The Republican presidential nominee-in-waiting has proposed that everyone buying health insurance get a refundable tax credit, $2,500 for individuals and $5,000 for families. At the same time, he would treat employer contributions toward health insurance like income, meaning workers would have to pay income, but not payroll, taxes on it.
McCain's Democratic rival, Barack Obama, says the plan would "shred" the employer-based system that provides health insurance to about 158 million workers.
Most health analysts won't go that far, but both liberals and conservatives say McCain's plan would strengthen the individual and small-group insurance market. And by strengthening that market, it will pull in workers now covered through their jobs.
The workers most inclined to make that transition will be younger, healthier ones who most likely will be able to buy a policy on the individual market for less than their tax credit, said Paul Fronstin, a senior research associate at the Employee Benefit Research Institute, which studies employee benefits.
To the degree that happens, the employer-based market will become less healthy as sicker, older workers keep employer-based coverage while more of the healthier workers move to the individual market.
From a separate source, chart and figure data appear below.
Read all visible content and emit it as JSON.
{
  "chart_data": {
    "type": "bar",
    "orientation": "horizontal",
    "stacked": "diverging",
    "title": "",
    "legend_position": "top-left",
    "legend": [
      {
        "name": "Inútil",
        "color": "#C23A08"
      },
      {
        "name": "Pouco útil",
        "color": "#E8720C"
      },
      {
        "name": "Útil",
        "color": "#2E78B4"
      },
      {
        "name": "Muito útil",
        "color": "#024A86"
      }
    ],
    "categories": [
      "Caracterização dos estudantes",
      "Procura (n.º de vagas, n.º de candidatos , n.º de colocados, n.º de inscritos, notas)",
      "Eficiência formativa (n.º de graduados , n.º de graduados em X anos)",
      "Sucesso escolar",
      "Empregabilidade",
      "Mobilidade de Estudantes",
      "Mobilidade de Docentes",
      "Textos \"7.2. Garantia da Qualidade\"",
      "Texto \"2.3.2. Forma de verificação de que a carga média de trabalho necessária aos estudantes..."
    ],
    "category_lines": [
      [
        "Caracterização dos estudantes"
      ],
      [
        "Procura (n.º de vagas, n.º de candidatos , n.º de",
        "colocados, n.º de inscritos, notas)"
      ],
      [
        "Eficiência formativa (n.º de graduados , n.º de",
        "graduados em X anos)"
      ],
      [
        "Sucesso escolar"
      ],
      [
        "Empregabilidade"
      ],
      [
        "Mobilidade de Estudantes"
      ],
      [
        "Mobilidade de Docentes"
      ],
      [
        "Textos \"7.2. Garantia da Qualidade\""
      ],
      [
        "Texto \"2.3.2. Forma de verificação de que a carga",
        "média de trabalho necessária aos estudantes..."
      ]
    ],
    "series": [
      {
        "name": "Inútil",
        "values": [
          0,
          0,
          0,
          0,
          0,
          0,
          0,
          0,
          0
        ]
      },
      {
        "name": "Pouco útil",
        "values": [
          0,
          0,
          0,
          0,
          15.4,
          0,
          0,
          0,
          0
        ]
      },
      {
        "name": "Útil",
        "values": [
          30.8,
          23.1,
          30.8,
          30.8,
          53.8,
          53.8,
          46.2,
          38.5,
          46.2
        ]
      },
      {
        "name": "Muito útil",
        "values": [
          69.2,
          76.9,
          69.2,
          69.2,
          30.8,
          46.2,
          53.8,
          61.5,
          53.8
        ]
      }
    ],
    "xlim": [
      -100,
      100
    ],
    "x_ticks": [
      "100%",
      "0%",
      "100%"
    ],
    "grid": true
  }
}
"What you'll see happening is average cost in the employer-market will go up and average cost in the individual market will go down," Fronstin said. "You'll start to get into a cycle where people at the margin start to leave employer coverage for individual coverage. At some point, employers will start to ask: Why am I doing this if my workers don't value it anymore? If I don't need to do this to be competitive in the labor market, why should I do it?"
As much as Americans complain about the cost of health care, they like the fact that employers pick up most of their health insurance expenses. They also like that their share is taken from their paychecks on a pretax basis, and fear anything that could jeopardize that prized benefit.